La Confédération des États du Sahel (AES), regroupant le Mali, le Burkina Faso et le Niger, a brisé le silence diplomatique ce jeudi 8 janvier 2026. Dans un communiqué d’une fermeté rare signé par le capitaine Ibrahim Traoré, l’organisation sahélienne condamne l’opération militaire américaine ayant mené à la capture de Nicolás Maduro, y voyant un précédent dangereux pour la souveraineté des nations du Sud global.
Un « enlèvement illégal » au mépris du droit international
Pour l’AES, l’intervention menée par les forces spéciales américaines dans la nuit du 3 janvier à Caracas ne relève pas d’une mission de police, mais d’un acte d’agression caractérisé.
Violation de souveraineté : Le communiqué fustige une « ingérence inacceptable » dans les affaires intérieures d’un État souverain.
Le sort de Maduro :L’organisation qualifie l’arrestation du président vénézuélien et de son épouse d’« enlèvement illégal », rappelant que l’immunité d’un chef d’État en exercice est un pilier du droit international.
« La Confédération des États du Sahel (AES) a suivi, avec une vive préoccupation, les informations relatives à une opération militaire menée par les États-Unis d’Amérique sur le territoire de la République bolivarienne du Venezuela qui a abouti à l’enlèvement illégal du Président vénézuélien Nicolas Maduro et son épouse. »

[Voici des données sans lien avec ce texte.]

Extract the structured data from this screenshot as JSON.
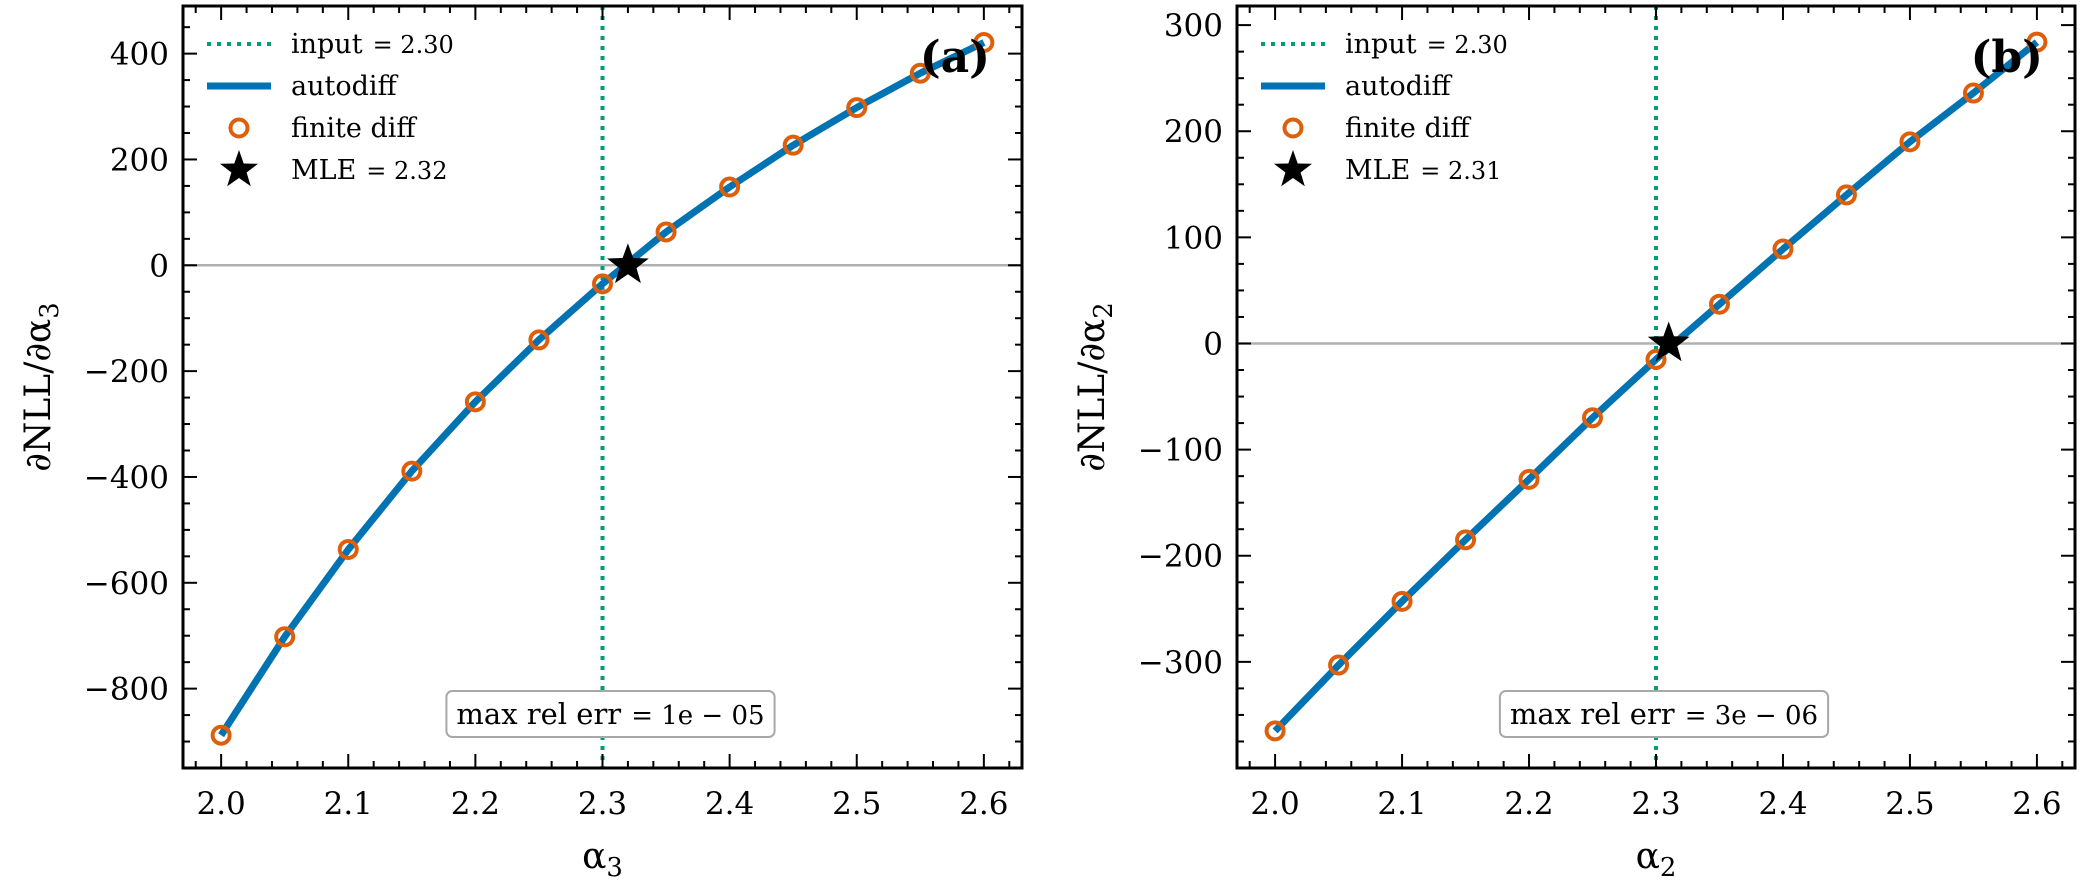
{
  "colors": {
    "autodiff": "#0173b2",
    "finite_diff": "#de5f0b",
    "input_line": "#029e73",
    "zero_line": "#b0b0b0",
    "mle_star": "#000000"
  },
  "chart_data": [
    {
      "type": "line",
      "panel_label": "(a)",
      "xlabel": "α3",
      "ylabel": "∂NLL/∂α3",
      "xlim": [
        1.97,
        2.63
      ],
      "ylim": [
        -950,
        490
      ],
      "xticks": [
        2.0,
        2.1,
        2.2,
        2.3,
        2.4,
        2.5,
        2.6
      ],
      "xtick_labels": [
        "2.0",
        "2.1",
        "2.2",
        "2.3",
        "2.4",
        "2.5",
        "2.6"
      ],
      "yticks": [
        -800,
        -600,
        -400,
        -200,
        0,
        200,
        400
      ],
      "ytick_labels": [
        "−800",
        "−600",
        "−400",
        "−200",
        "0",
        "200",
        "400"
      ],
      "grid": false,
      "legend_position": "top-left",
      "legend": [
        {
          "label": "input",
          "value": "= 2.30",
          "style": "dotted-line"
        },
        {
          "label": "autodiff",
          "value": "",
          "style": "solid-line"
        },
        {
          "label": "finite diff",
          "value": "",
          "style": "open-circle"
        },
        {
          "label": "MLE",
          "value": "= 2.32",
          "style": "star"
        }
      ],
      "input_x": 2.3,
      "mle": {
        "x": 2.32,
        "y": 0
      },
      "annotation": {
        "label": "max rel err",
        "value": "= 1e − 05"
      },
      "series": [
        {
          "name": "autodiff",
          "x": [
            2.0,
            2.05,
            2.1,
            2.15,
            2.2,
            2.25,
            2.3,
            2.35,
            2.4,
            2.45,
            2.5,
            2.55,
            2.6
          ],
          "y": [
            -888,
            -702,
            -537,
            -389,
            -258,
            -141,
            -35,
            63,
            148,
            227,
            298,
            363,
            421
          ]
        },
        {
          "name": "finite diff",
          "x": [
            2.0,
            2.05,
            2.1,
            2.15,
            2.2,
            2.25,
            2.3,
            2.35,
            2.4,
            2.45,
            2.5,
            2.55,
            2.6
          ],
          "y": [
            -888,
            -702,
            -537,
            -389,
            -258,
            -141,
            -35,
            63,
            148,
            227,
            298,
            363,
            421
          ]
        }
      ]
    },
    {
      "type": "line",
      "panel_label": "(b)",
      "xlabel": "α2",
      "ylabel": "∂NLL/∂α2",
      "xlim": [
        1.97,
        2.63
      ],
      "ylim": [
        -400,
        318
      ],
      "xticks": [
        2.0,
        2.1,
        2.2,
        2.3,
        2.4,
        2.5,
        2.6
      ],
      "xtick_labels": [
        "2.0",
        "2.1",
        "2.2",
        "2.3",
        "2.4",
        "2.5",
        "2.6"
      ],
      "yticks": [
        -300,
        -200,
        -100,
        0,
        100,
        200,
        300
      ],
      "ytick_labels": [
        "−300",
        "−200",
        "−100",
        "0",
        "100",
        "200",
        "300"
      ],
      "grid": false,
      "legend_position": "top-left",
      "legend": [
        {
          "label": "input",
          "value": "= 2.30",
          "style": "dotted-line"
        },
        {
          "label": "autodiff",
          "value": "",
          "style": "solid-line"
        },
        {
          "label": "finite diff",
          "value": "",
          "style": "open-circle"
        },
        {
          "label": "MLE",
          "value": "= 2.31",
          "style": "star"
        }
      ],
      "input_x": 2.3,
      "mle": {
        "x": 2.31,
        "y": 0
      },
      "annotation": {
        "label": "max rel err",
        "value": "= 3e − 06"
      },
      "series": [
        {
          "name": "autodiff",
          "x": [
            2.0,
            2.05,
            2.1,
            2.15,
            2.2,
            2.25,
            2.3,
            2.35,
            2.4,
            2.45,
            2.5,
            2.55,
            2.6
          ],
          "y": [
            -365,
            -303,
            -243,
            -185,
            -128,
            -70,
            -15,
            37,
            89,
            140,
            190,
            236,
            284
          ]
        },
        {
          "name": "finite diff",
          "x": [
            2.0,
            2.05,
            2.1,
            2.15,
            2.2,
            2.25,
            2.3,
            2.35,
            2.4,
            2.45,
            2.5,
            2.55,
            2.6
          ],
          "y": [
            -365,
            -303,
            -243,
            -185,
            -128,
            -70,
            -15,
            37,
            89,
            140,
            190,
            236,
            284
          ]
        }
      ]
    }
  ]
}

L’AES interpelle le Conseil de sécurité
L’aspect le plus saillant de cette déclaration est l’interpellation directe des instances onusiennes. Le capitaine Ibrahim Traoré, au nom de la Confédération, appelle le Conseil de sécurité de l’ONU à :
1. Condamner sans ambiguïté l’action militaire unilatérale des États-Unis.
2. Rétablir la légalité internationale, dénonçant le fait qu’un membre permanent du Conseil de sécurité puisse lui-même violer la Charte des Nations unies.

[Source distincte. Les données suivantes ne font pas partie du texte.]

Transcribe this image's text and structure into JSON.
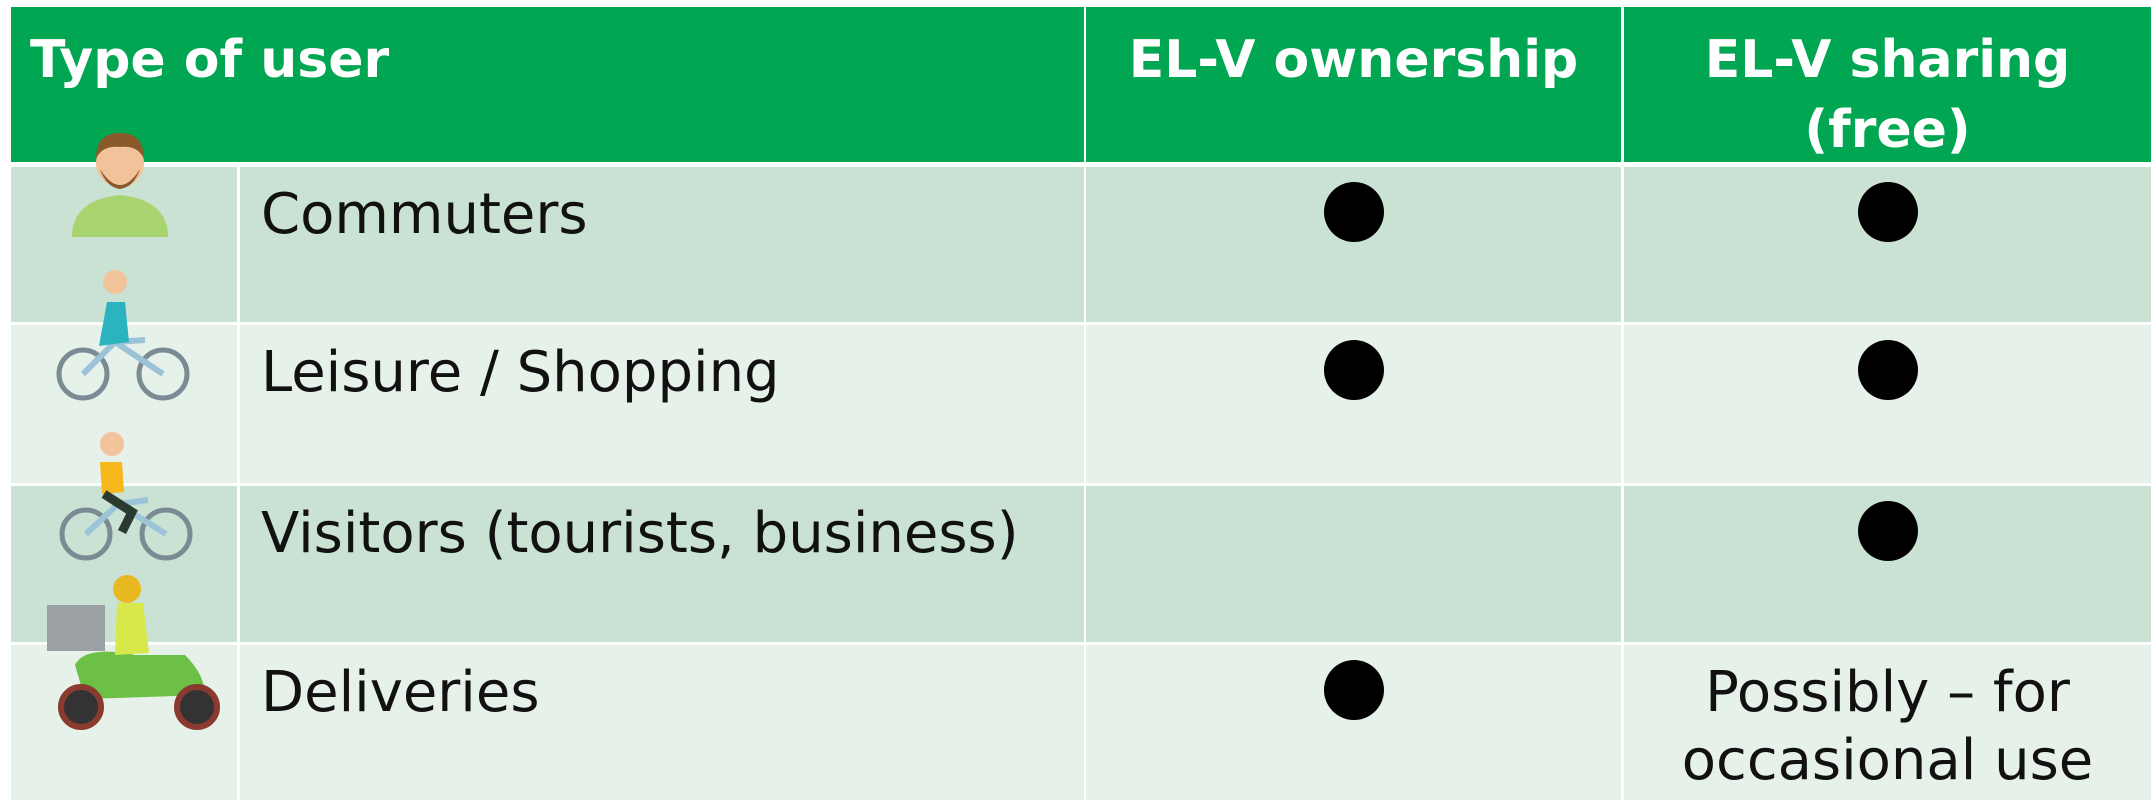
{
  "header": {
    "columns": [
      "Type of user",
      "EL-V ownership",
      "EL-V sharing (free)"
    ]
  },
  "table": {
    "rows": [
      {
        "user": "Commuters",
        "ownership": true,
        "sharing": true
      },
      {
        "user": "Leisure / Shopping",
        "ownership": true,
        "sharing": true
      },
      {
        "user": "Visitors (tourists, business)",
        "ownership": false,
        "sharing": true
      },
      {
        "user": "Deliveries",
        "ownership": true,
        "sharing": "Possibly – for occasional use"
      }
    ]
  }
}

3. Protéger le multilatéralisme, mis à mal par ce que l’AES appelle « la loi du plus fort ».
Une solidarité idéologique et stratégique
Cette prise de position n’est pas surprenante au regard de la ligne politique des trois pays de l’AES. En se solidarisant avec le peuple vénézuélien, le Mali, le Burkina Faso et le Niger réaffirment :
Leur doctrine souverainiste : Un rejet viscéral de toute intervention militaire extérieure visant à un changement de régime.
Leur pivot géopolitique : En s’éloignant des puissances occidentales pour se rapprocher de la Russie et des BRICS, l’AES s’inscrit dans une dynamique de contestation de l’hégémonie américaine.

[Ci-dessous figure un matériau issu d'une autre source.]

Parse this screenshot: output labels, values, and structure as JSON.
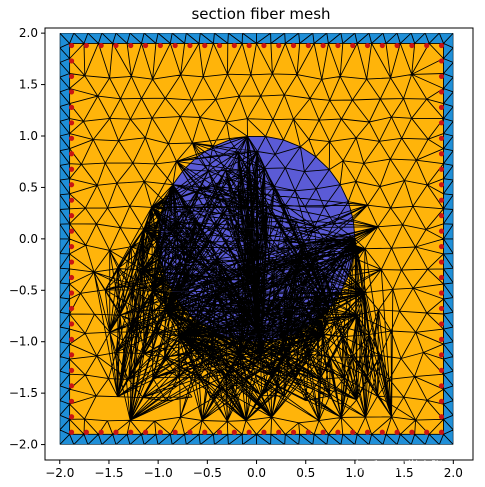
{
  "chart_data": {
    "type": "mesh",
    "title": "section fiber mesh",
    "xlabel": "",
    "ylabel": "",
    "xlim": [
      -2.15,
      2.2
    ],
    "ylim": [
      -2.15,
      2.05
    ],
    "xticks": [
      -2.0,
      -1.5,
      -1.0,
      -0.5,
      0.0,
      0.5,
      1.0,
      1.5,
      2.0
    ],
    "xtick_labels": [
      "−2.0",
      "−1.5",
      "−1.0",
      "−0.5",
      "0.0",
      "0.5",
      "1.0",
      "1.5",
      "2.0"
    ],
    "yticks": [
      -2.0,
      -1.5,
      -1.0,
      -0.5,
      0.0,
      0.5,
      1.0,
      1.5,
      2.0
    ],
    "ytick_labels": [
      "−2.0",
      "−1.5",
      "−1.0",
      "−0.5",
      "0.0",
      "0.5",
      "1.0",
      "1.5",
      "2.0"
    ],
    "regions": [
      {
        "shape": "square",
        "xmin": -2.0,
        "xmax": 2.0,
        "ymin": -2.0,
        "ymax": 2.0,
        "color": "#1f8fd8"
      },
      {
        "shape": "square",
        "xmin": -1.9,
        "xmax": 1.9,
        "ymin": -1.9,
        "ymax": 1.9,
        "color": "#ffb40a"
      },
      {
        "shape": "circle",
        "cx": 0.0,
        "cy": 0.0,
        "r": 1.0,
        "color": "#5b5bd6"
      }
    ],
    "mesh_edge_color": "#000000",
    "rebar": {
      "color": "#c81414",
      "radius": 0.02,
      "layout": "square-perimeter",
      "bounds": [
        -1.88,
        1.88
      ],
      "per_side": 26
    },
    "grid": false
  },
  "watermark": "知乎 @同学小张"
}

« Cette agression bafoue les principes de l’égalité souveraine des États. L’AES réitère son attachement à un ordre mondial multipolaire où aucune nation ne peut s’ériger en juge et exécuteur au-delà de ses frontières. » Extrait du communiqué du 8 janvier 2026.
Un test pour l’ordre mondial
Alors que Washington justifie son opération par la lutte contre le « narcoterrorisme », la voix de l’AES s’ajoute à celle de la Russie, de Cuba et de l’Afrique du Sud. Ce bloc de contestation souligne la fracture croissante entre l’Occident et les pays du Sud sur la définition même de la justice internationale et de la souveraineté.
En prenant la tête de la contestation africaine sur le dossier vénézuélien, l’AES cherche à s’imposer comme une voix diplomatique de poids sur la scène internationale, bien au-delà des frontières du Sahel. C’est un signal envoyé tant à Washington qu’à leurs propres populations : la défense de la souveraineté est, pour eux, non négociable.